Hahaha can you imagine that at the speed checkout lane lol

---

when I was working at office depot, there was this guy who frequently shopped there with de-magnetized card, and he never got it replaced (I think it's because he hates cashiers for some reason), but thanks to him I can type in credit card numbers very quickly

---

LOL

---

@nyancat wrote:

---

@Shock wrote:

Contact is not safe. Anybody can walk up and put an RFID reader by your wallet and get your information.

---

Ah, the American paranoid of contactless is alive and well. For one, you mean contactless, not contact. Contact is where you insert the card. 

 

Now, let's analyze your statement. It isn't completely untrue, it's just ridiculous fear-mongering. No, nothing is totally safe - nothing. Yes, someone can bump-skim a contactless card. What will they get?

PAN - Primary Account Number

Expiration data

Potentially the data needed to conduct a replay attack and create ONE transaction

 

PAN and expiry are useless on their own, as those do not allow a transaction anymore. There isn't even a real name on the contactless interface - it is replaced by false data or a blank, so someone can't try to Google for an address, etc.

 

A replay attack of a generally low-value contactless transaction is not a great value proposition for a scammer, and bumping against people or surreptitiously installing a rather big NFC/RFID skimmer isn't easy.

 

Let's compare this to magnetic stripes.
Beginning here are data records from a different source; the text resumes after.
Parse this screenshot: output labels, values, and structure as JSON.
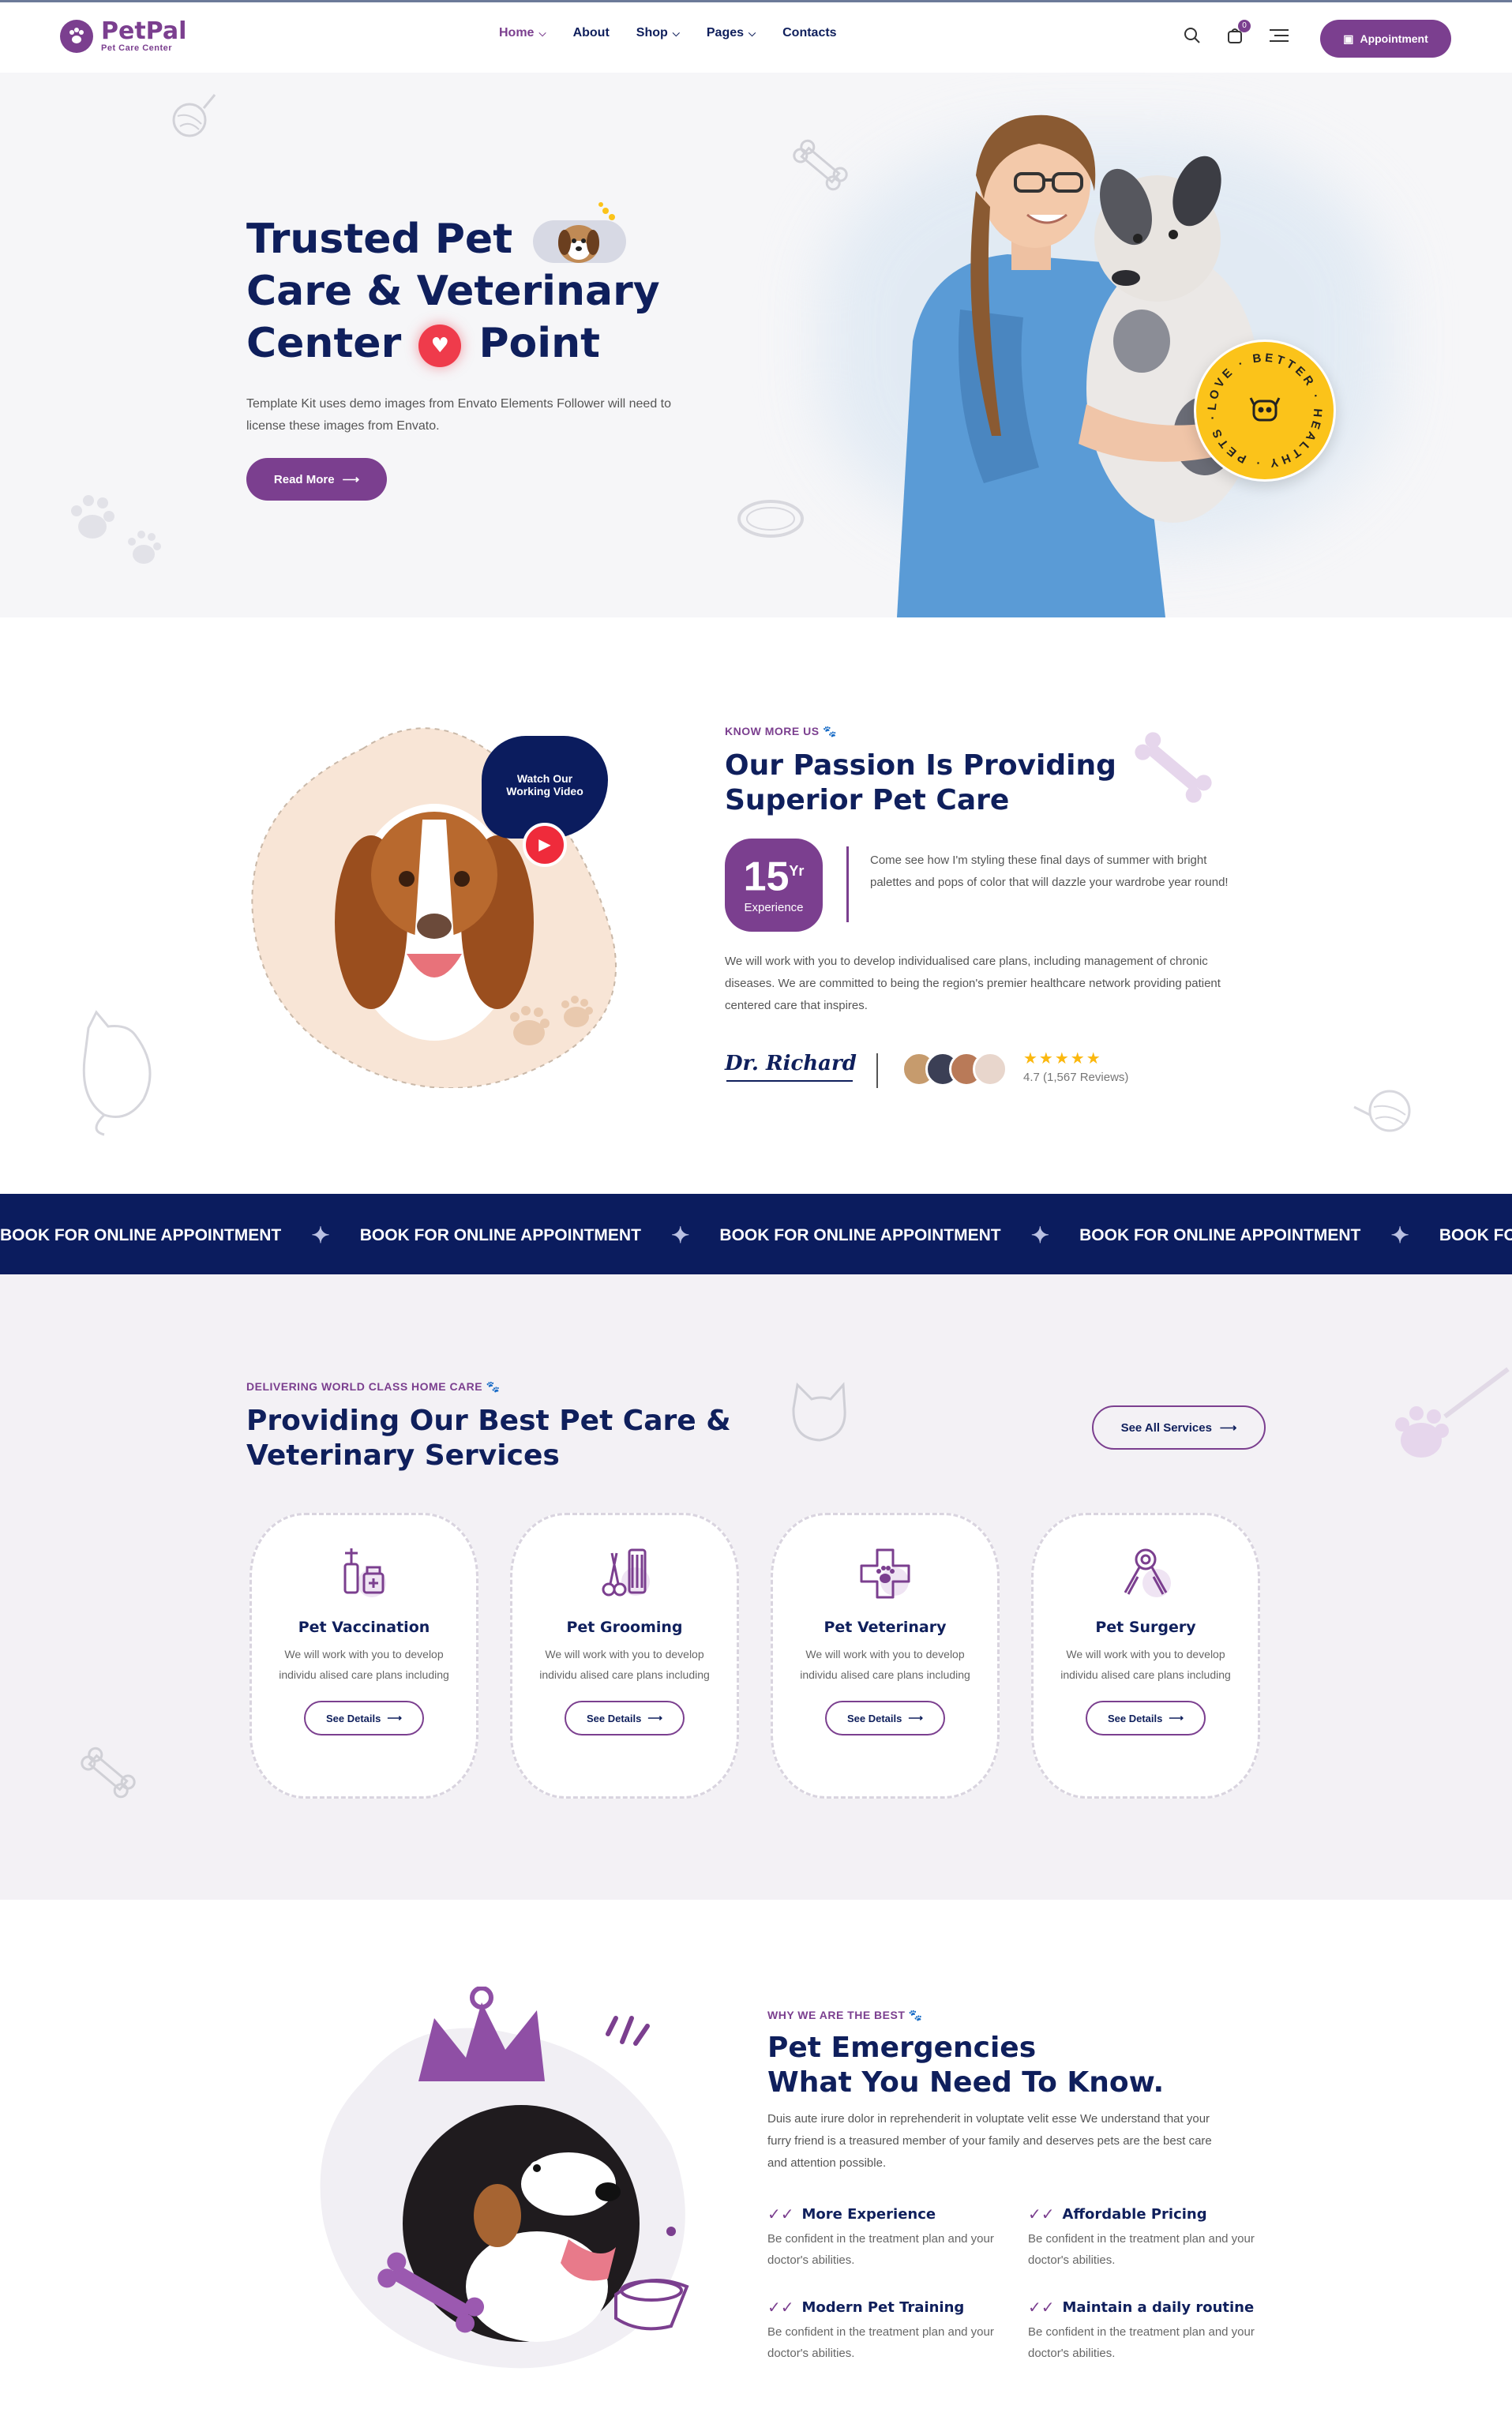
{
  "header": {
    "logo_name": "PetPal",
    "logo_tagline": "Pet Care Center",
    "nav": [
      {
        "label": "Home",
        "has_dropdown": true,
        "active": true
      },
      {
        "label": "About",
        "has_dropdown": false
      },
      {
        "label": "Shop",
        "has_dropdown": true
      },
      {
        "label": "Pages",
        "has_dropdown": true
      },
      {
        "label": "Contacts",
        "has_dropdown": false
      }
    ],
    "cart_count": "0",
    "appointment_label": "Appointment",
    "icons": [
      "search-icon",
      "cart-icon",
      "menu-icon",
      "calendar-icon"
    ]
  },
  "hero": {
    "title_line1": "Trusted Pet",
    "title_line2": "Care & Veterinary",
    "title_line3a": "Center",
    "title_line3b": "Point",
    "description": "Template Kit uses demo images from Envato Elements Follower will need to license these images from Envato.",
    "cta_label": "Read More",
    "badge_text": "LOVE · BETTER · HEALTHY · PETS ·"
  },
  "about": {
    "eyebrow": "KNOW MORE US",
    "title_line1": "Our Passion Is Providing",
    "title_line2": "Superior Pet Care",
    "video_label": "Watch Our Working Video",
    "experience_num": "15",
    "experience_unit": "Yr",
    "experience_label": "Experience",
    "intro": "Come see how I'm styling these final days of summer with bright palettes and pops of color that will dazzle your wardrobe year round!",
    "body": "We will work with you to develop individualised care plans, including management of chronic diseases. We are committed to being the region's premier healthcare network providing patient centered care that inspires.",
    "signature": "Dr. Richard",
    "rating_stars": "★★★★★",
    "rating": 4.7,
    "rating_text": "4.7 (1,567 Reviews)"
  },
  "marquee": {
    "text": "BOOK FOR ONLINE APPOINTMENT",
    "items": [
      "BOOK FOR ONLINE APPOINTMENT",
      "BOOK FOR ONLINE APPOINTMENT",
      "BOOK FOR ONLINE APPOINTMENT",
      "BOOK FOR ONLINE APPOINTMENT",
      "BOOK FOR ONLINE APPOINTMENT"
    ]
  },
  "services": {
    "eyebrow": "DELIVERING WORLD CLASS HOME CARE",
    "title_line1": "Providing Our Best Pet Care &",
    "title_line2": "Veterinary Services",
    "see_all_label": "See All Services",
    "cards": [
      {
        "title": "Pet Vaccination",
        "text": "We will work with you to develop individu alised care plans including",
        "button": "See Details",
        "icon": "vaccine-icon"
      },
      {
        "title": "Pet Grooming",
        "text": "We will work with you to develop individu alised care plans including",
        "button": "See Details",
        "icon": "grooming-icon"
      },
      {
        "title": "Pet Veterinary",
        "text": "We will work with you to develop individu alised care plans including",
        "button": "See Details",
        "icon": "veterinary-icon"
      },
      {
        "title": "Pet Surgery",
        "text": "We will work with you to develop individu alised care plans including",
        "button": "See Details",
        "icon": "surgery-icon"
      }
    ]
  },
  "why": {
    "eyebrow": "WHY WE ARE THE BEST",
    "title_line1": "Pet Emergencies",
    "title_line2": "What You Need To Know.",
    "body": "Duis aute irure dolor in reprehenderit in voluptate velit esse We understand that your furry friend is a treasured member of your family and deserves pets are the best care and attention possible.",
    "features": [
      {
        "title": "More Experience",
        "text": "Be confident in the treatment plan and your doctor's abilities."
      },
      {
        "title": "Affordable Pricing",
        "text": "Be confident in the treatment plan and your doctor's abilities."
      },
      {
        "title": "Modern Pet Training",
        "text": "Be confident in the treatment plan and your doctor's abilities."
      },
      {
        "title": "Maintain a daily routine",
        "text": "Be confident in the treatment plan and your doctor's abilities."
      }
    ]
  },
  "colors": {
    "primary": "#7b3f8f",
    "navy": "#0f1f5c",
    "marquee_bg": "#0b1c5e",
    "badge_yellow": "#fbc31a",
    "heart_red": "#ef3b4b"
  }
}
What do you get?

PAN

Expiry

Name

The data required to create a working card that can be used for any in-person transaction

 

Also easily skimmed, by attaching skimmers to ATMs, gas pumps, etc or - much worse - malware on the point-of-sale allowing mass skimming of this data.

 

As for contact EMV? Similar data to contactless can be skimmed or retreived from the POS, but with a name and without nearly as easy of time creating a replay transaction. With EMV migration, contactless MSD will eventually go away making a replay attack on contactless harder than it is today.

 

Conclusion: no, contactless isn't totally 100% theoretically safe. Nothing is. Someone may be able to skim a single low-value contactless MSD transaction through an awkward and difficult method. But it's a heck of a lot safer than magnetic stripes!

---

And even if someone did manage to commit fraud with contactless, it ultimately doesn't matter to the cardholder. Yay for $0 liability, one of the few pro-consumer things the government actually instituted.